The auction covers five solar-plus-storage sites totaling 220 MW of solar generation and 135 MW / 440 MWh of battery storage:
- Govisumber, Sumber district: 50 MW solar / 30 MW / 100 MWh storage
- Dundgovi, Saintsagaan district: 50 MW solar / 30 MW / 100 MWh storage
- Bulgan, Orkhon district: 50 MW solar / 30 MW / 100 MWh storage
- Uvurkhangai, Kharkhorin district: 50 MW solar / 30 MW / 100 MWh storage
- Khentii, Kherlen district: 20 MW solar / 15 MW / 40 MWh storage
What had not happened in Mongolia before this auction was a competitive process at this scale. Utility-scale renewables had been procured almost entirely through bilaterally negotiated power purchase agreements, which produced inconsistent pricing, opaque terms, and a project pipeline that did not aggregate into anything bankable. The Ministry has framed the tender as the country's first competitive auction for renewable energy, and the structure supports the framing: digital registration, a published timeline (registration closes June 15, 2026; operational target December 1, 2026, ahead of winter peak), and no state budget funds.

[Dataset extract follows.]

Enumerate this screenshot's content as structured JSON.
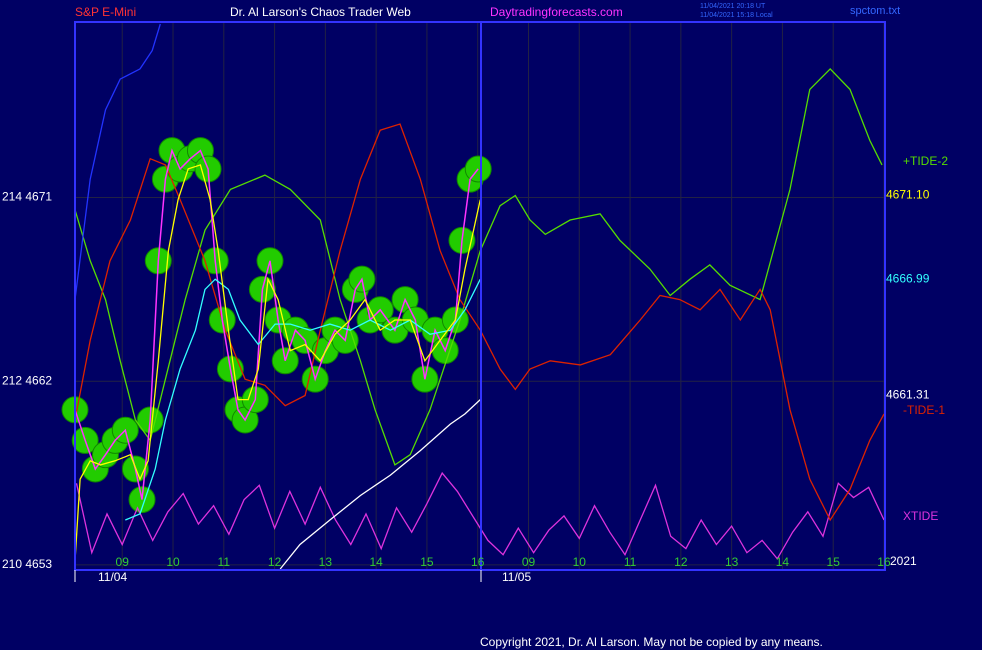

Entry points for institutional capital sit in equity participation in winning consortia, debt financing of the storage component (where multilateral and DFI appetite has historically been strongest in Mongolian infrastructure), and EPC mandates.
What the Baidrag Hydropower Plant Sets in Motion
Baidrag is the first project in what the available evidence suggests is a deeper hydropower pipeline. The concession runs 2026 to 2030 for construction and 2030 to 2055 for operations, after which the asset transfers to the state. Design, environmental assessment, construction, and operation all sit with the private partner. The Minister of Economy and Development, Enkhbayar Jadamba, and the Minister of Energy, Naidalaa Badrakh, are jointly tasked with partner selection.
The investment case differs materially from the solar auction. Hydropower adds dispatchable clean baseload to a grid that today relies on coal for firming. A 25-year operating concession with state-backed offtake, implicit in the build, operate and transfer (BOT) structure, would produce the long-dated cash flow profile that infrastructure funds, pension allocators, and green-bond investors actively seek.
What the Green Data Center Unlocks
The Green Data Center is the most novel piece of the strategy and the one carrying the most execution risk. The Minister of Digital Development, Innovation and Communications of Mongolia, Ch. Nomin was directed to take measures to establish a legal framework for data, aimed at bringing data into economic circulation and facilitating its reuse.
The logic runs from resource endowment, not from current supply. Mongolia has the renewable potential (sun, wind, water, and a cold climate well suited to AI-workload cooling) but not the realized capacity to monetize it. Generation at the scale the policy contemplates can only be financed if a creditworthy anchor offtaker is identified in advance, and the Green Data Center is that offtaker. Without it, the supply-side architecture described above procures capacity that the domestic grid cannot absorb. With it, the closed loop has a demand anchor capable of supporting hyperscale renewable buildout.
How These Projects Advance Vision 2030, Vision 2050 and the NDC
Each of the three projects advances a specific national commitment, and two of them exceed it. The 220 MW solar tender exceeds the NDC Action Plan target of five plants totaling 35.3 MW by roughly six times, while advancing the Vision 2030 goal of 30% renewables in total energy consumption. Baidrag sits alongside the mandated 90 MW Erdeneburen plant, supporting Vision 2030's target of meeting 100% of national demand domestically. The Green Data Center pulls forward Vision 2050's international data hub objective from the 2041 to 2050 phase to the present.